I respectively disagree with this. 2 is old enough to understand basic right and wrong and although it would be unrealistic to expect them to be perfectly behaved at all times, it is very realistic to be correcting unwanted behaviour. And as her grandmother, I agree you are not raising her, but you are, or should be, a member of her family that should be respected and it's totally acceptable to remind her of that if/when needed.
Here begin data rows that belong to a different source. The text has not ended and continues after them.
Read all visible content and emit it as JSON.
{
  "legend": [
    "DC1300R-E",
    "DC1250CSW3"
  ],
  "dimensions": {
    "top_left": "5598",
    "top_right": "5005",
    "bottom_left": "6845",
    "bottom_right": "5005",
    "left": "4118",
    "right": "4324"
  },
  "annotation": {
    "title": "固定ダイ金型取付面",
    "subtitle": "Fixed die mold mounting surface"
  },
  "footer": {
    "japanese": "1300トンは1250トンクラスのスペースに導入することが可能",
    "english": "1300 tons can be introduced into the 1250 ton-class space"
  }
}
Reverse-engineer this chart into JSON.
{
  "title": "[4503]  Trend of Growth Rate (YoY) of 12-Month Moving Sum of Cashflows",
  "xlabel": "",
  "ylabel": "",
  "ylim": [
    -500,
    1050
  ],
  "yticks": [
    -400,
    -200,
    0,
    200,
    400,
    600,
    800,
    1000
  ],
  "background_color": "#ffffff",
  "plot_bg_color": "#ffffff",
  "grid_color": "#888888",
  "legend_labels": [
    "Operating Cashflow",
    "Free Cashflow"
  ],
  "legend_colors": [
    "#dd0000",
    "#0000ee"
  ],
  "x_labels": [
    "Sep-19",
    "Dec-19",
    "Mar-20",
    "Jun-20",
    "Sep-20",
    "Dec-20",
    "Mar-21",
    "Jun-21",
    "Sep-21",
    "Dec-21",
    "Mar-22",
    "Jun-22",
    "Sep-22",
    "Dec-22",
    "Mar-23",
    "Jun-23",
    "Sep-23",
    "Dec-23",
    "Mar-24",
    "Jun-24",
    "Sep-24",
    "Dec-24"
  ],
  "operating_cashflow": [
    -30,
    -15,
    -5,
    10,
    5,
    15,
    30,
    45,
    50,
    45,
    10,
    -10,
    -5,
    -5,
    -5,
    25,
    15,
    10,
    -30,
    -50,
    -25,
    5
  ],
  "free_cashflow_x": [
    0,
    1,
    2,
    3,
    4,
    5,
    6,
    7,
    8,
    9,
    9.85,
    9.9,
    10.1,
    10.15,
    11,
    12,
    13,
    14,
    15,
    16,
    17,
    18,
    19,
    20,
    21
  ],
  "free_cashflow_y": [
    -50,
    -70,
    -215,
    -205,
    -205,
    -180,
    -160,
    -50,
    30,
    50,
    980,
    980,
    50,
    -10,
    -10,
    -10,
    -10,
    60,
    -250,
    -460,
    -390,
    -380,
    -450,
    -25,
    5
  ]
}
My advice to you is to take your granddaughter to the tea, I think it could be an amazing experience for both of you and a wonderful teaching opportunity for you to start to show her appropriate behaviour for that type of dining experience. Go in knowing that a typical 2 year old outburst could happen, and that's okay, but be prepared to deal with it when it does.
 
I have two brothers-in-law just like your son! My husband is the most “buttoned-up” of his brothers, but being around them on vacation brings out his country. I’ve been in signature restaurants with my BILs while they’re wearing their Columbia button-down fishin’ shirts, their “fancy” jeans (the youngest BIL wears those with a bedazzled butt and his brothers always give him grief for it, but hey, he thinks he looks dang good), and either their boots or, horror of horrors, their fishin’ shoes. They are big bearded boys and they love to eat, laugh, and have a good time. We may get a couple of stares, but I’ve never noticed. They get along great with wait staff and neighboring tables as they’ve never met a stranger and love to tell stories. They’re just good ole country boys. I think what you’re describing as your son’s attire is perfectly fine! My husband and I dress differently than they do (I’ll wear a summer dress, he’ll wear slacks/a dress shirt), but we all blend together perfectly, because we’re family and we’re there to have a good meal and a good time.
 
For your granddaughter I'd say - know your little ones and make a call that is appropriate for them. I am an SLP and have worked in Early Intervention (birth to 3 population,) and I feel like comparing toddlers causes a lot of unnecessary stress for people! One two-year-old can sit down and have a conversation with you about what she did at the playground that day, another is just starting to put two words together - and these are both totally normal for toddlers, there is a huge range of developmentally appropriate behavior at that time and I spend a lot of time stressing that this is totally ok. If one two-year-old is not ready for a sit down tea, I would say, don't go and spend the whole time being stressed and worried about what might happen next and trying to reign your granddaughter in when she might not understand what's going on or why Grandma seems upset. My little niece is two and a half and I definitely wouldn't take her to a sit down tea yet, she wouldn't understand what was going on or why she couldn't spend the whole time running over to the characters. My good friend's daughter is almost exactly the same age and is going to Disney this summer and doing all of that kind of thing, and is totally able to sit and chat with characters and so on - it really depends on the kiddo, and again, either way, it's fine, both are appropriate for 2.
 
And the advice I was asking for was if clean, untorn jeans, a button up, boots, and a full out beard was acceptable for the more upscale establishments. It appears the answer is no and that's ok

I honestly don't understand how you came to this conclusion from the posts. Perhaps, OP, you are somewhat insecure about this and worrying about it more than anyone else at the restaurant will. Eat where you want to eat.